14 AI/LLM Vulnerability Classes Not Cataloged by OWASP or MITRE
Methodology
Autonomous research loop: 12 cycles, 32 independent research agents, 16 adversarial couplets. Covered OWASP LLM Top 10, Agentic Top 10, ML Security Top 10, and MITRE ATLAS (140 techniques). After deduplication: 53 unique vulnerability patterns. These 14 are the ones not adequately cataloged.
Tier 1: Genuinely Novel
1. Reasoning Chain Hijacking (CoT-Hijack)
Attacks targeting chain-of-thought safety reasoning in o1/o3/DeepSeek-R1/Gemini models. 99% attack success rate on Gemini 2.5 Pro. Targets the refusal direction vector in activation space, not the prompt boundary.

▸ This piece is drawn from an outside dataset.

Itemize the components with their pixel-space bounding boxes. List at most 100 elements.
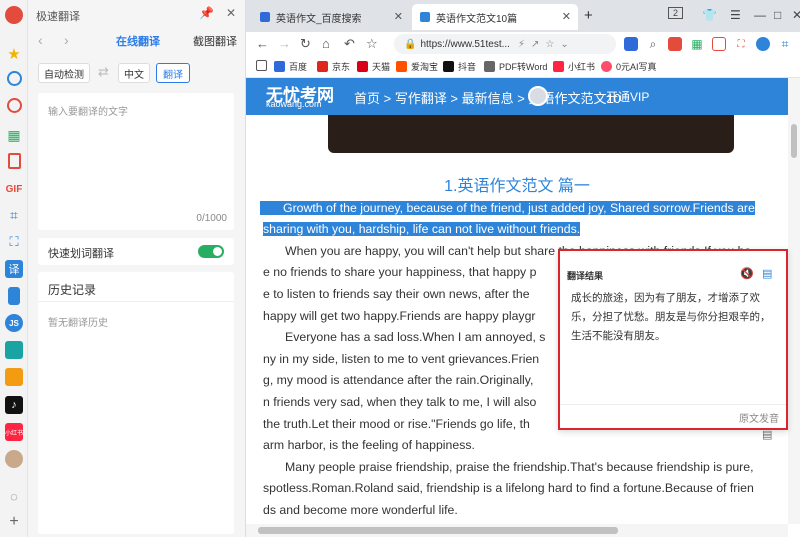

2. Inference-Time Compute DoS (ReasoningBomb)
Prompts inducing pathologically long reasoning chains, consuming 10-100x normal compute. Exploits the thinking budget, not token limits.
3. Quantization-Induced Defense Blindspots
INT8 quantization reduces ALL backdoor defenses to 0% detection while keeping attack success above 99%. Defenses evaluated on FP32, deployed on INT8.
4. Computational Graph Backdoors (ShadowLogic)
Logic embedded in ONNX computational graph topology — not weights. Invisible to all weight-based integrity checks. Demonstrated on Phi-3 mini (62% ASR) and Llama 3.2 3B (70% ASR).
5. Temporal Semantic Sleeper Agents
Multi-session backdoors using implicit memory with bitwise state accumulation. Requires entire interaction history to detect.
6. KV-Cache Cross-Tenant Side Channels
Timing side-channels from shared KV-cache reuse allow prompt reconstruction. Published at NDSS 2025 (PROMPTPEEK).
7. GPU Hardware Attacks (GPUBreach)
Rowhammer on NVIDIA GDDR6 GPU memory. Single bit-flip degrades accuracy from 80% to below 1%. Chains to full CPU root shell. No CVE assigned.
Tier 2: Under-Cataloged
8-14
Persistent memory poisoning (>95% success), model merging backdoor propagation, token smuggling (100% ASR with emoji), LLM steganographic channels, inference framework deserialization (ShadowMQ — copy-pasted across Meta/NVIDIA/Microsoft), cross-modal injection (94% inaudible jailbreak), adversarial drift detection evasion.
Proposed CWEs
8 new CWE variants proposed for these classes — all mapping to existing CWE parents (the taxonomy extends, no new classes needed).